In South Dakota, a leading tribal critic, senator react to news of Keystone XL's demise
South Dakota was one of the states the controversial pipeline had been slated to cross upon construction. Workers had already left the state back in January.
PIERRE, S.D. — Word that Canadian energy firm TC Energy has pulled the plug on the Keystone XL oil pipeline is sending a mixed reaction across South Dakota -- from frustration to joy.
The latest, and possibly final, twist in the development of a pipeline that was set to bifurcate the state's western half as the line traversed from Canada down into Montana toward a transfer station in Nebraska was cheered by tribal voices who'd opposed the project on environmental and cultural grounds.
"I would like to thank United States President Joseph Biden for understanding the damage to this planet projects like this would cause and cancelling the permit needed to cross the medicine line with Canada," read a statement issued on Wednesday, June 9, by Harold Frazier, chairman of the Cheyenne River Sioux Tribe, one of nine tribal nations wholly or partially encompassed by the borders of South Dakota.
But the project's cancellation -- announced by TC Energy, a private energy company, the same day -- roiled the state's junior senator, Mike Rounds, who called KXL's demise a "huge mistake" in a statement sent to reporters Thursday, June 10.

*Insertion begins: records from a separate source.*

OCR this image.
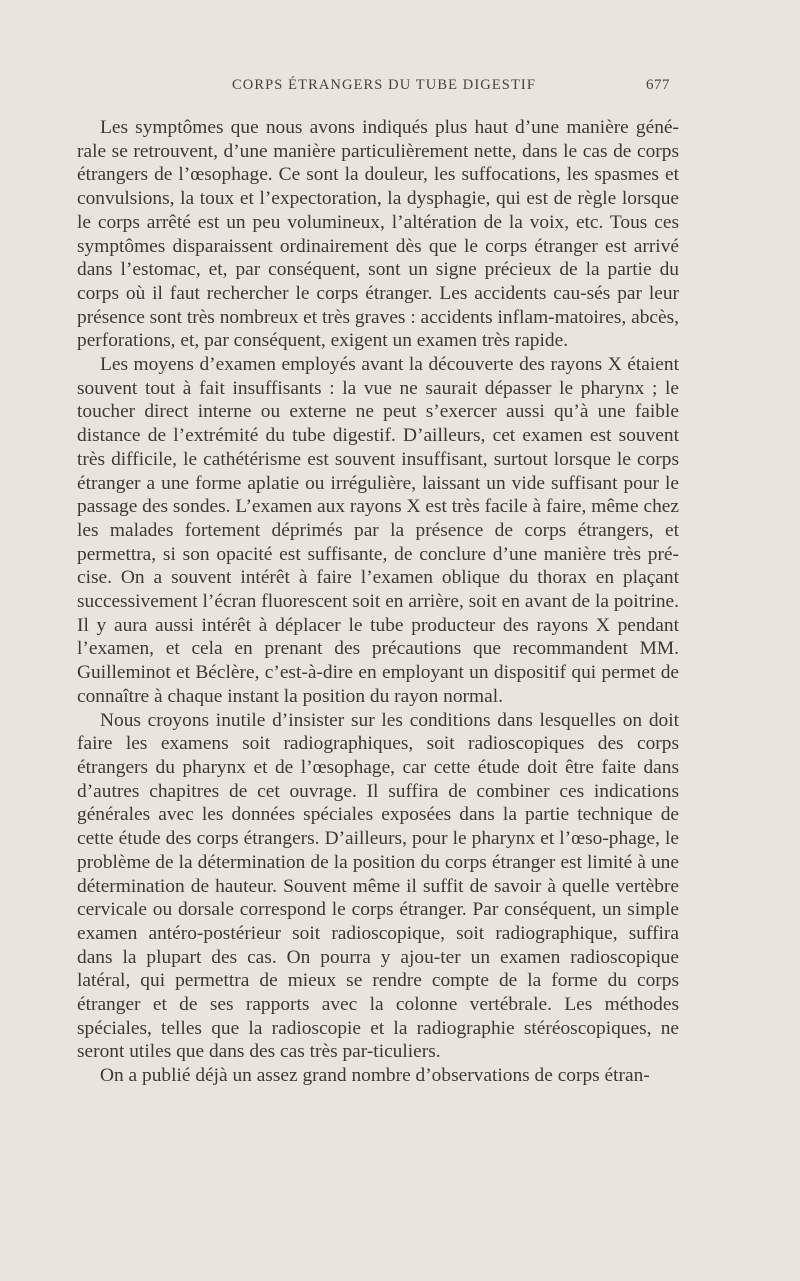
CORPS ÉTRANGERS DU TUBE DIGESTIF	677

Les symptômes que nous avons indiqués plus haut d’une manière géné-rale se retrouvent, d’une manière particulièrement nette, dans le cas de corps étrangers de l’œsophage. Ce sont la douleur, les suffocations, les spasmes et convulsions, la toux et l’expectoration, la dysphagie, qui est de règle lorsque le corps arrêté est un peu volumineux, l’altération de la voix, etc. Tous ces symptômes disparaissent ordinairement dès que le corps étranger est arrivé dans l’estomac, et, par conséquent, sont un signe précieux de la partie du corps où il faut rechercher le corps étranger. Les accidents cau-sés par leur présence sont très nombreux et très graves : accidents inflam-matoires, abcès, perforations, et, par conséquent, exigent un examen très rapide.

Les moyens d’examen employés avant la découverte des rayons X étaient souvent tout à fait insuffisants : la vue ne saurait dépasser le pharynx ; le toucher direct interne ou externe ne peut s’exercer aussi qu’à une faible distance de l’extrémité du tube digestif. D’ailleurs, cet examen est souvent très difficile, le cathétérisme est souvent insuffisant, surtout lorsque le corps étranger a une forme aplatie ou irrégulière, laissant un vide suffisant pour le passage des sondes. L’examen aux rayons X est très facile à faire, même chez les malades fortement déprimés par la présence de corps étrangers, et permettra, si son opacité est suffisante, de conclure d’une manière très pré-cise. On a souvent intérêt à faire l’examen oblique du thorax en plaçant successivement l’écran fluorescent soit en arrière, soit en avant de la poitrine. Il y aura aussi intérêt à déplacer le tube producteur des rayons X pendant l’examen, et cela en prenant des précautions que recommandent MM. Guilleminot et Béclère, c’est-à-dire en employant un dispositif qui permet de connaître à chaque instant la position du rayon normal.

Nous croyons inutile d’insister sur les conditions dans lesquelles on doit faire les examens soit radiographiques, soit radioscopiques des corps étrangers du pharynx et de l’œsophage, car cette étude doit être faite dans d’autres chapitres de cet ouvrage. Il suffira de combiner ces indications générales avec les données spéciales exposées dans la partie technique de cette étude des corps étrangers. D’ailleurs, pour le pharynx et l’œso-phage, le problème de la détermination de la position du corps étranger est limité à une détermination de hauteur. Souvent même il suffit de savoir à quelle vertèbre cervicale ou dorsale correspond le corps étranger. Par conséquent, un simple examen antéro-postérieur soit radioscopique, soit radiographique, suffira dans la plupart des cas. On pourra y ajou-ter un examen radioscopique latéral, qui permettra de mieux se rendre compte de la forme du corps étranger et de ses rapports avec la colonne vertébrale. Les méthodes spéciales, telles que la radioscopie et la radiographie stéréoscopiques, ne seront utiles que dans des cas très par-ticuliers.

On a publié déjà un assez grand nombre d’observations de corps étran-
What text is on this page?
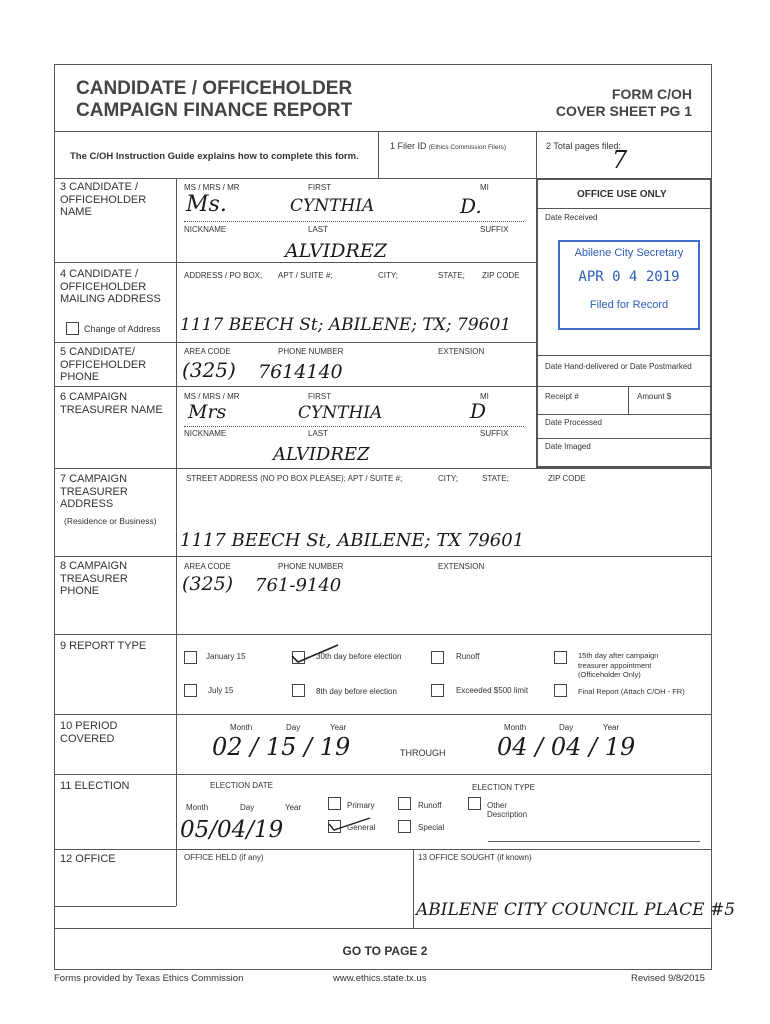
CANDIDATE / OFFICEHOLDER
CAMPAIGN FINANCE REPORT
FORM C/OH
COVER SHEET PG 1
The C/OH Instruction Guide explains how to complete this form.
1 Filer ID (Ethics Commission Filers)	2 Total pages filed:
7
3 CANDIDATE / OFFICEHOLDER NAME
MS / MRS / MR	FIRST	MI
Ms.	CYNTHIA	D.
NICKNAME	LAST	SUFFIX
ALVIDREZ
4 CANDIDATE / OFFICEHOLDER MAILING ADDRESS
Change of Address
ADDRESS / PO BOX; APT / SUITE #;	CITY;	STATE; ZIP CODE
1117 BEECH St; ABILENE; TX; 79601
5 CANDIDATE/ OFFICEHOLDER PHONE
AREA CODE	PHONE NUMBER	EXTENSION
(325) 7614140
OFFICE USE ONLY
Date Received
Abilene City Secretary
APR 0 4 2019
Filed for Record
Date Hand-delivered or Date Postmarked
Receipt #	Amount $
Date Processed
Date Imaged
6 CAMPAIGN TREASURER NAME
MS / MRS / MR	FIRST	MI
Mrs	CYNTHIA	D
NICKNAME	LAST	SUFFIX
ALVIDREZ
7 CAMPAIGN TREASURER ADDRESS
(Residence or Business)
STREET ADDRESS (NO PO BOX PLEASE); APT / SUITE #;	CITY;	STATE;	ZIP CODE
1117 BEECH St, ABILENE; TX 79601
8 CAMPAIGN TREASURER PHONE
AREA CODE	PHONE NUMBER	EXTENSION
(325) 761-9140
9 REPORT TYPE
January 15	30th day before election	Runoff	15th day after campaign
treasurer appointment
(Officeholder Only)
July 15	8th day before election	Exceeded $500 limit	Final Report (Attach C/OH - FR)
10 PERIOD COVERED
Month	Day	Year
02 / 15 / 19	THROUGH
Month	Day	Year
04 / 04 / 19
11 ELECTION	ELECTION DATE	ELECTION TYPE
Month	Day	Year
05/04/19
Primary	Runoff	Other
Description
General	Special
12 OFFICE	OFFICE HELD (if any)	13 OFFICE SOUGHT (if known)
ABILENE CITY COUNCIL PLACE #5
GO TO PAGE 2
Forms provided by Texas Ethics Commission	www.ethics.state.tx.us	Revised 9/8/2015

"This will hurt us both economically and environmentally for years to come," said Rounds, noting the pipeline's parent company had targeted zero-emissions and that the cumulative effect of ending the pipeline will mean more oil transported by rail and roads.
"It's clear that the president listened to the loudest left-wing voices in the room," argued Rounds.

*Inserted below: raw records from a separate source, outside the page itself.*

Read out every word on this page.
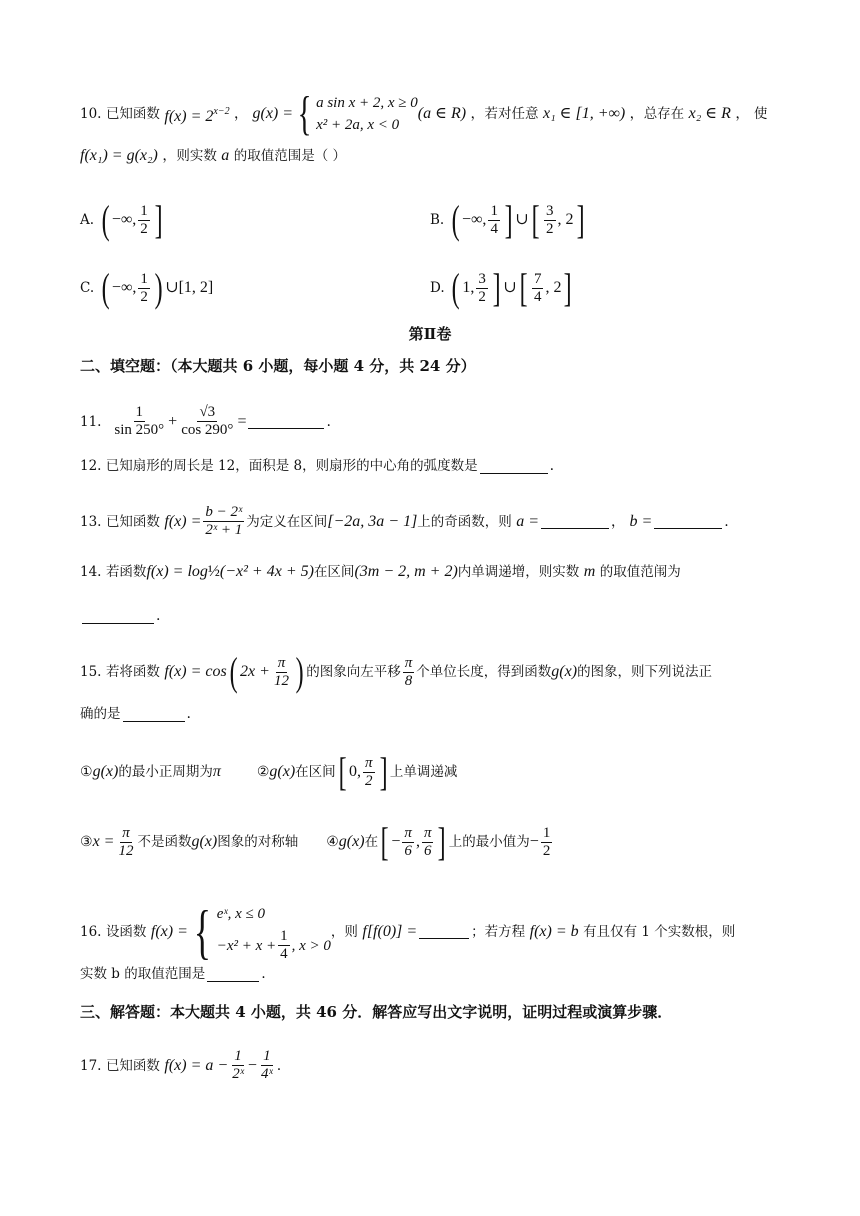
10.
已知函数
$f(x) = 2^{x-2}$ ， g(x) = { a sin x + 2, x ≥ 0
x² + 2a, x < 0
(a ∈ R) ， 若对任意
x₁ ∈ [1, +∞) ， 总存在
x₂ ∈ R ， 使
f(x₁) = g(x₂) ， 则实数
a
的取值范围是（ ）
A.
( −∞, $\frac{1}{2}$ ]	B.
( −∞, $\frac{1}{4}$ ] ∪ [ $\frac{3}{2}$ , 2 ]
C.
( −∞, $\frac{1}{2}$ ) ∪[1, 2]	D.
( 1, $\frac{3}{2}$ ] ∪ [ $\frac{7}{4}$ , 2 ]
第Ⅱ卷
二、填空题：（本大题共 6 小题，每小题 4 分，共 24 分）
11.
$\frac{1}{\sin 250^\circ} + \frac{√3}{\cos 290^\circ}$ =	.
12. 已知扇形的周长是 12，面积是 8，则扇形的中心角的弧度数是	.
13.
已知函数
$f(x) = \frac{\text{b − 2ˣ}}{\text{2ˣ + 1}}$ 为定义在区间 [−2a, 3a − 1] 上的奇函数，则
a =	， b =	.
14.
若函数 f(x) = log ½ (−x² + 4x + 5) 在区间 (3m − 2, m + 2) 内单调递增，则实数
m
的取值范闱为
.
15.
若将函数
f(x) = cos ( $2x + \frac{\pi}{12}$ ) 的图象向左平移 $\frac{\pi}{8}$ 个单位长度，得到函数 g(x) 的图象，则下列说法正
确的是	.
① g(x) 的最小正周期为 π	② g(x) 在区间 [ 0, $\frac{\pi}{2}$ ] 上单调递减
③ $x = \frac{\pi}{12}$ 不是函数 g(x) 图象的对称轴 ④ g(x) 在 [ − $\frac{\pi}{6}$ , $\frac{\pi}{6}$ ] 上的最小值为 − $\frac{1}{2}$
16.
设函数
f(x) = { eˣ, x ≤ 0
$-x^2 + x + \frac{1}{4}$ , x > 0
，则
f[f(0)] =	；若方程
f(x) = b
有且仅有 1 个实数根，则
实数 b 的取值范围是	.
三、解答题：本大题共 4 小题，共 46 分．解答应写出文字说明，证明过程或演算步骤．
17.
已知函数
$f(x) = a - \frac{1}{\text{2ˣ}} - \frac{1}{\text{4ˣ}}$ .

TC Energy announced they'd scuttle the project Wednesday. Biden, who'd promised to cancel the controversial pipeline on the campaign trail, pulled a permit necessary for the pipeline to cross into the U.S. on his first day in office.
Within days of that announcement, say locals around the western town of Philip, South Dakota, workers who'd moved to the area to build the pipeline had already left.
South Dakota Attorney General Jason Ravnsborg had joined a lawsuit seeking to reverse the Biden administration's decision on the pipeline.